YELLOWKNIFE — The bereaved widow of a slain RCMP officer shouted at the man who pumped several shots into her husband as she read a victim impact statement Thursday during a sentencing hearing at the conclusion of a dramatic murder trial.
“There is no reason you had to pull the trigger of that gun four times,” Jodie Worden yelled as she told Emrah Bulatci, 25, of the destruction his actions have caused in her life.
A jury convicted Bulatci of first-degree murder in the slaying of Const. Chris Worden two years ago in Hay River, N.W.T., and a judge sentenced him to life in prison with no parole for 25 years.
The grief-stricken woman referred to Bulatci as a “cowardly criminal” and told court she tells her daughter, Alexis, every night that her father loves her and is in heaven.
The 30-year-old constable was responding to a call in Hay River, N.W.T., on Oct. 6, 2007, when he was shot four times in a wooded area next to an apartment building.
Worden’s mother, Mary Ann, read a letter in court that she’d written to her son, saying her zest for life is gone. No mother should have to endure the pain of seeing her child die, she said.

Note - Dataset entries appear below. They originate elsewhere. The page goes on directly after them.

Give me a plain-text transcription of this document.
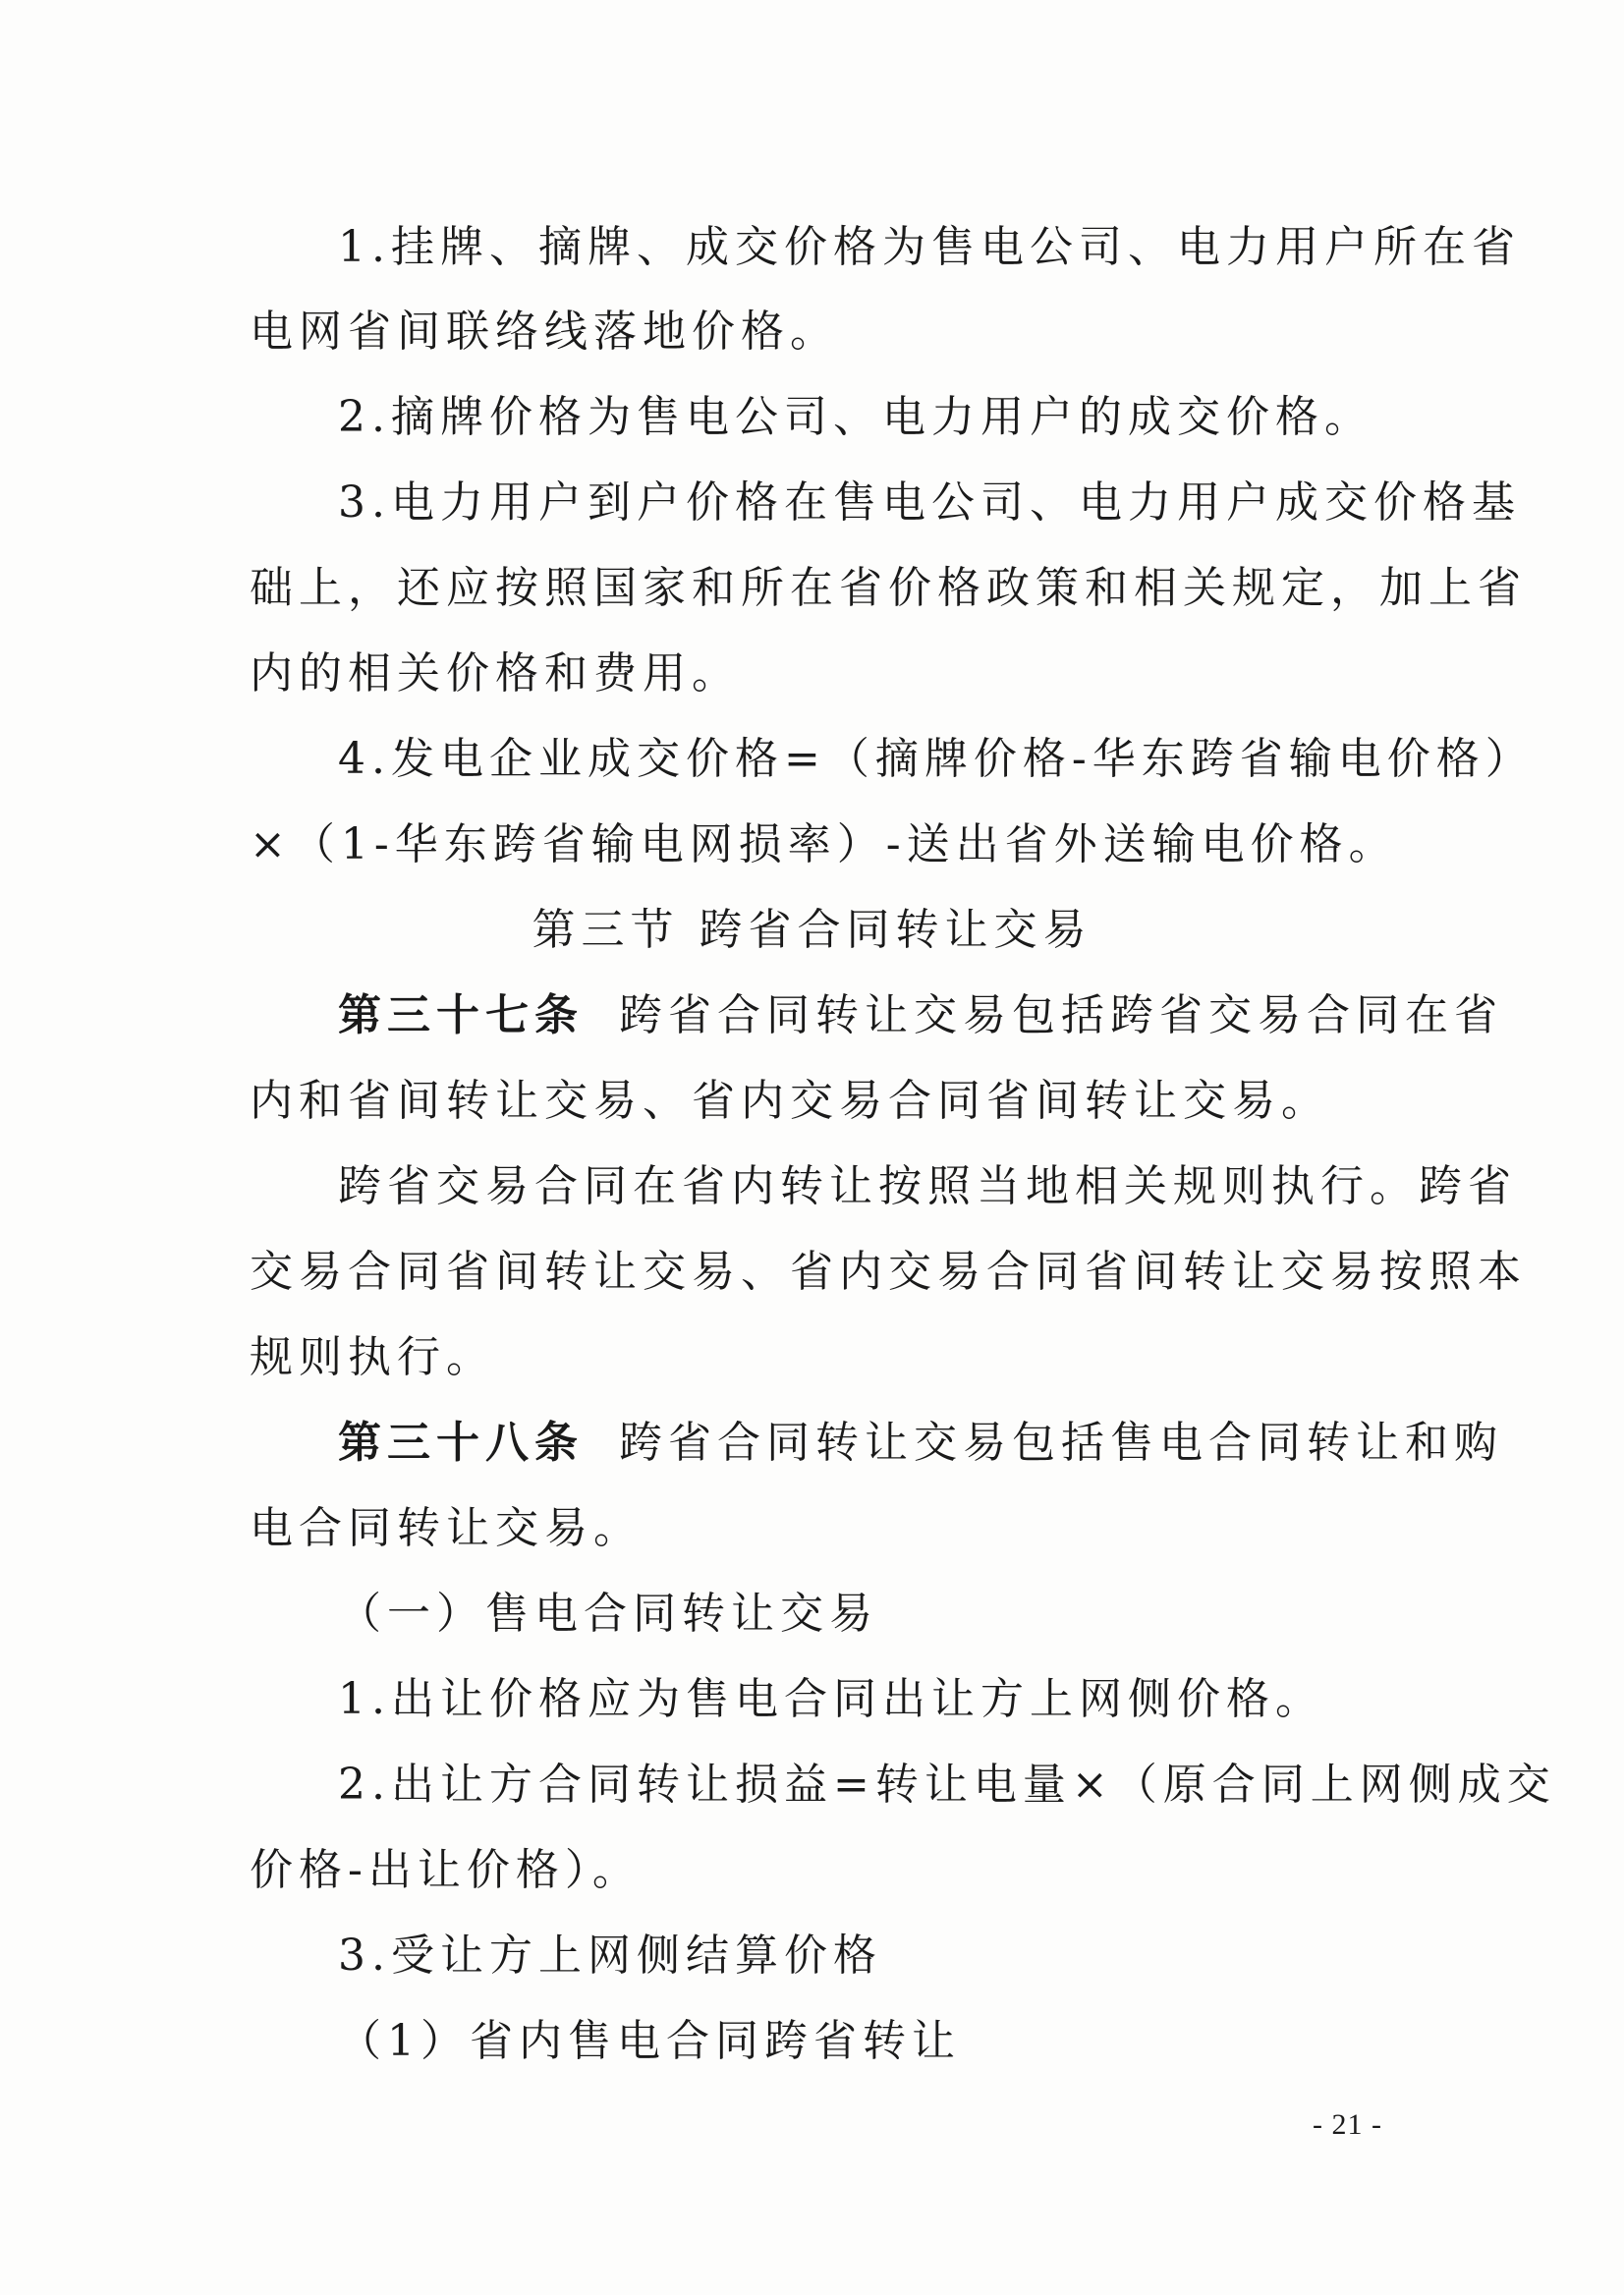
1.挂牌、摘牌、成交价格为售电公司、电力用户所在省
电网省间联络线落地价格。
2.摘牌价格为售电公司、电力用户的成交价格。
3.电力用户到户价格在售电公司、电力用户成交价格基
础上，还应按照国家和所在省价格政策和相关规定，加上省
内的相关价格和费用。
4.发电企业成交价格=（摘牌价格-华东跨省输电价格）
×（1-华东跨省输电网损率）-送出省外送输电价格。
第三节 跨省合同转让交易
第三十七条 跨省合同转让交易包括跨省交易合同在省
内和省间转让交易、省内交易合同省间转让交易。
跨省交易合同在省内转让按照当地相关规则执行。跨省
交易合同省间转让交易、省内交易合同省间转让交易按照本
规则执行。
第三十八条 跨省合同转让交易包括售电合同转让和购
电合同转让交易。
（一）售电合同转让交易
1.出让价格应为售电合同出让方上网侧价格。
2.出让方合同转让损益=转让电量×（原合同上网侧成交
价格-出让价格）。
3.受让方上网侧结算价格
（1）省内售电合同跨省转让
- 21 -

Worden was fatally shot the same day his parents would have celebrated their 34th wedding anniversary.
It was devastating “not being able to cradle your face and tell you ‘I love you’ one more time,” said the anguished woman.
Mary Ann Worden said she refused to utter Bulatci’s name in her letter because she didn’t want to afford him that dignity.
“I will never forgive this person for killing you and shattering our lives,” she said.
After imposing sentence, Justice John Vertes said the murder wasn’t just a tragedy for the Worden family. Bulatci’s parents have also experienced their own pain by watching their son fall into the world of drug dealing and then be convicted in the officer’s slaying, the judge said.
When the jury read its verdict earlier in the day, Bulatci hung his head and Jodie Worden burst into tears.
Bulatci, who is from St. Albert just north of Edmonton, testified he fired twice at the officer’s legs during a foot chase, but never meant to kill him.
The Crown argued that Bulatci did intend to kill the Mountie because he continued to keep enough pressure on the trigger for the gun to go off not once, but twice.